Alcune opere letterarie di Alessio Niccolai

Frammenti di una discreta produzione letteraria

Trittico del Tempo

Còmita mi fosti dacché un bel dìe

ti scorsi germogliare al mio Tramonto

sicché da allor - solingo veglio e blando -

gaudio arrecò al mio guardo venerando

puerizia tua, ‘si come tornaconto

mi fuer tue puberali vigorie.

Infanta dell’Urbe e d’ellena schiatta,

ghermire t’osservai l’acqueo trastullo

ch’Auser recotti pria d’Eòo sentiero,

sedul pascendo l’Arnus d’apuo siero,

poi - sotto il Col Vergario impervio e brullo -

fluendo esperio verso Ripa Fratta.

Così ti fuer diletti flutti e ingegno

e tanto periti levasti e ammodo

calafati, nighèi e mastri d’ascia

che vela mai recò forziere o grascia,

fu solcato ponto o dischiuso approdo

senza pagarti prima il giusto pegno.

Ed io qui già redevo, mia astorella:

ante fu la “Notte de’ Tempi” arcana

allorché gli occhi m’apristi rimpetto,

al Popol del Mar ti facesti ricetto

e ai dedalei Tusci non fosti vana;

dunque ai Cesari ti rendesti ancella.

Vidi allor farsi eccelsa la tua cala,

correr tuo naviglio verso l’eterno

prosperar le tue genti e lor sodali:

ma l’amor mio da pria fu senza eguali,

che tu vagassi per il Mar Interno

oppur giacessi sotto la mia ala!

Vennero i dìe di più fulgente etade

e due possenti braccia avrei bramato

onde ormeggiare il cielo alla tua Torre,

‘lorché bagliore vespertino incorre

nell’aura eburnea del più eccelso prato

ch’ai prodigi sacraron tue contrade.

E il firmamento inter si sottomise

alla possanza tua e tuo magistero

ch’ai Consoli balir fu alfine ascritto:

gli armi piaggiarono con spirto invitto

d’imettia Cattedrale e Battistero

novel recando all’orbe più decise.

Ma il lustro all’immortal non è sponsale

ed in procel virando la bonaccia

fulmineo volse il vento della storia:

diadem dei mar cedesti alla Meloria,

pria ancor del Gambacorta il voltafaccia,

onor smarrendo e primazia regale.

E se il cuor mio esultò d’antica fama,

inan ma irato padre fui e dolente

e quelle stesse braccia avrei impiegato

per trarti dal sopor tuo reiterato;

ne’ lenimento all’alma mia furente

mi fu mai più - al riguardo tuo - proclama.

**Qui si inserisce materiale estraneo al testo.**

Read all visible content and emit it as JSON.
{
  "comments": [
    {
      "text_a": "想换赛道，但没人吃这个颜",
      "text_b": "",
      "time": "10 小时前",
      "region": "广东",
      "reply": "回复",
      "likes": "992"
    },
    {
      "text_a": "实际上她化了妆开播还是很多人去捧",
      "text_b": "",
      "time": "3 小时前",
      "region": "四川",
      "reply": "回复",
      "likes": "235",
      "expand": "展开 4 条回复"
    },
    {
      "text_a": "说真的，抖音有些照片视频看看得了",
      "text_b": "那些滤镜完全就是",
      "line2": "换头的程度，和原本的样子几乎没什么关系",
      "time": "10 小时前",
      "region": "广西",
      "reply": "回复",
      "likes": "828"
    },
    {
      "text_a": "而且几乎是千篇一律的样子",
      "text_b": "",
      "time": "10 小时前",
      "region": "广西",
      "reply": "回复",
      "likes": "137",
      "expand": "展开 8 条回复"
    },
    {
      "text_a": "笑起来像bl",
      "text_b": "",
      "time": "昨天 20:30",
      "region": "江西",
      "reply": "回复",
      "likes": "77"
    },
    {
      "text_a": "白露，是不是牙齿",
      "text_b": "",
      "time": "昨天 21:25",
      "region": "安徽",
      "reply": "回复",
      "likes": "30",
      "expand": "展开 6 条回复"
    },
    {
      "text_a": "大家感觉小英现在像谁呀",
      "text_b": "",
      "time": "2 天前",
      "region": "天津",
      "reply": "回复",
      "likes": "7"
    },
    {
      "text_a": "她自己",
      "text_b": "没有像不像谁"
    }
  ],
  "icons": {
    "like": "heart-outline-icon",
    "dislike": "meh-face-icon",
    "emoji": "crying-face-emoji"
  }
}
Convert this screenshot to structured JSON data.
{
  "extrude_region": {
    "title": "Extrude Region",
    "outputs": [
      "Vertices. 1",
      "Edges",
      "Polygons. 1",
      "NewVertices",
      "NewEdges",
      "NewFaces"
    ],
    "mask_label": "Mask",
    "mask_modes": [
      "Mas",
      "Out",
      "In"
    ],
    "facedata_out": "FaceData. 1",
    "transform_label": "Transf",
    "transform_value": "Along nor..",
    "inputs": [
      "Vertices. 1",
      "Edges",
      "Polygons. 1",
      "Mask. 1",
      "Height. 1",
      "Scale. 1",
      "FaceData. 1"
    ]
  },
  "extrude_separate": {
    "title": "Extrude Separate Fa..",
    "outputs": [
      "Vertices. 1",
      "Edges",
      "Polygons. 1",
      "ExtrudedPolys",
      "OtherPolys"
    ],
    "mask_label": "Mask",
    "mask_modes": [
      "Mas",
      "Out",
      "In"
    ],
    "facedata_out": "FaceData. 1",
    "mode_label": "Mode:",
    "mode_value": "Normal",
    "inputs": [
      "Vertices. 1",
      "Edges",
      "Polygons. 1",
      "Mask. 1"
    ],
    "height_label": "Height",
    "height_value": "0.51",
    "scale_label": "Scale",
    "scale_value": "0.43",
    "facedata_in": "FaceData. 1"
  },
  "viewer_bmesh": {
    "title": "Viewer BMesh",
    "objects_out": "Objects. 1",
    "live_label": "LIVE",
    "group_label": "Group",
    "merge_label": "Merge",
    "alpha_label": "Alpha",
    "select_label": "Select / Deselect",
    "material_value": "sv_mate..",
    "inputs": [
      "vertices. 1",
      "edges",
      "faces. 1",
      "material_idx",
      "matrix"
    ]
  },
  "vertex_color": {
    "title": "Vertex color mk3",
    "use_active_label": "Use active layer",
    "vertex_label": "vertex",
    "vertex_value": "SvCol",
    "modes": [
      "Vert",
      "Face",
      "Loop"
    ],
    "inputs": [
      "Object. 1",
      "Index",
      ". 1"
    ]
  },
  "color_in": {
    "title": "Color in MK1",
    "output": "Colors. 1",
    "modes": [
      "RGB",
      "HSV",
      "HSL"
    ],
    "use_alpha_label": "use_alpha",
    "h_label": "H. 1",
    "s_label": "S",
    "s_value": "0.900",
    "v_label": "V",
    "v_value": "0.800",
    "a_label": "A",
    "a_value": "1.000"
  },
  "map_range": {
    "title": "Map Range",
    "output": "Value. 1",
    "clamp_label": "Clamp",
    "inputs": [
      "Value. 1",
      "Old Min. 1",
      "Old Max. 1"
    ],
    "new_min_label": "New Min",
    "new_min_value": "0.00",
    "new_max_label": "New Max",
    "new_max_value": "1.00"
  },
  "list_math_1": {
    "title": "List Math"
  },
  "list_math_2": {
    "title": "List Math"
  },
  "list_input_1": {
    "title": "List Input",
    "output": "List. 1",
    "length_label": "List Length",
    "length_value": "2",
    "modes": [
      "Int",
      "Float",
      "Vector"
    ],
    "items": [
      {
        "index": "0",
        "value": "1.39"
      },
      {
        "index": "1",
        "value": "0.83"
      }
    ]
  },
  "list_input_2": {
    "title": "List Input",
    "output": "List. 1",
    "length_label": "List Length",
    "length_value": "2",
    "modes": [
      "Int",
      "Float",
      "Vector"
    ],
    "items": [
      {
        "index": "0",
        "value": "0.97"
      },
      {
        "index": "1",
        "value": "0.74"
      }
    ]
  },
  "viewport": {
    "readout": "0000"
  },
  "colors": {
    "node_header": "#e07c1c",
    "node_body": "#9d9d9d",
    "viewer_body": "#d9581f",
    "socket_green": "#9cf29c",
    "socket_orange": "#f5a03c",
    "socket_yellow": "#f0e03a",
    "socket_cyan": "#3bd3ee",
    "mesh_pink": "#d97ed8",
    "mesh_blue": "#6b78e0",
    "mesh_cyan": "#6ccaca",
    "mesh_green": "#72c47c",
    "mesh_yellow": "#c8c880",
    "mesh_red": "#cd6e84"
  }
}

Per l’avolo amorevole e paterno,

nella sventur del seme suo, sodale

al punto da dolersene più assai,

tale è la sorte e non di meno i guai:

ed io che genitor ti fui ancestrale

conobbi le afflizioni dell’inferno.

Non immortale viver mi fu ammesso

ma longevo, e fluì il tempo diuturno:

e brumal Circio etra nettò alle Iadi,

via via i ghiacciati facendosi radi,

pioggia recando al dìe e ristoro notturno

finché tutto all’estate fu sommesso.

Crebber le messi all’arsura assillante, 

pausie e cominie trovaron livore

lugliole e pergole estruser lor pigne,

cingendo d’autunno oliveti e vigne:

tutto s’accese poi perse colore

e inverno fu ancora, arcigno e frizzante.

Ma chi io sia - mia musa - o fossi, invano

nei secoli talor ti sarai chiesta,

gli occhi volgendo alla landa aurorale

sulla linea da Scirocco a Maestrale,

allorché il sol sul dorso mio s’arresta

a rinvergar della creazion l’arcano.

Con lo screziato Oltreserchio a Borea,

gariga d’orchidee e mirti fiorente,

ti son compagno dal dìe più lontano:

da sempre m’appelli Monte Pisano,

per te - mia Pisa - fui sempre presente

nel bene e nel mal che la storia crea.

Più veglio assai ti son in questo loco,

‘si come sopravviverti mi è dato

sebbene ch’aneli perirti a fianco.

Allora impetro voto grave e franco

a te ch’amor m’hai sempre ricambiato:

voglio bruciar per te, mai più pel fuoco!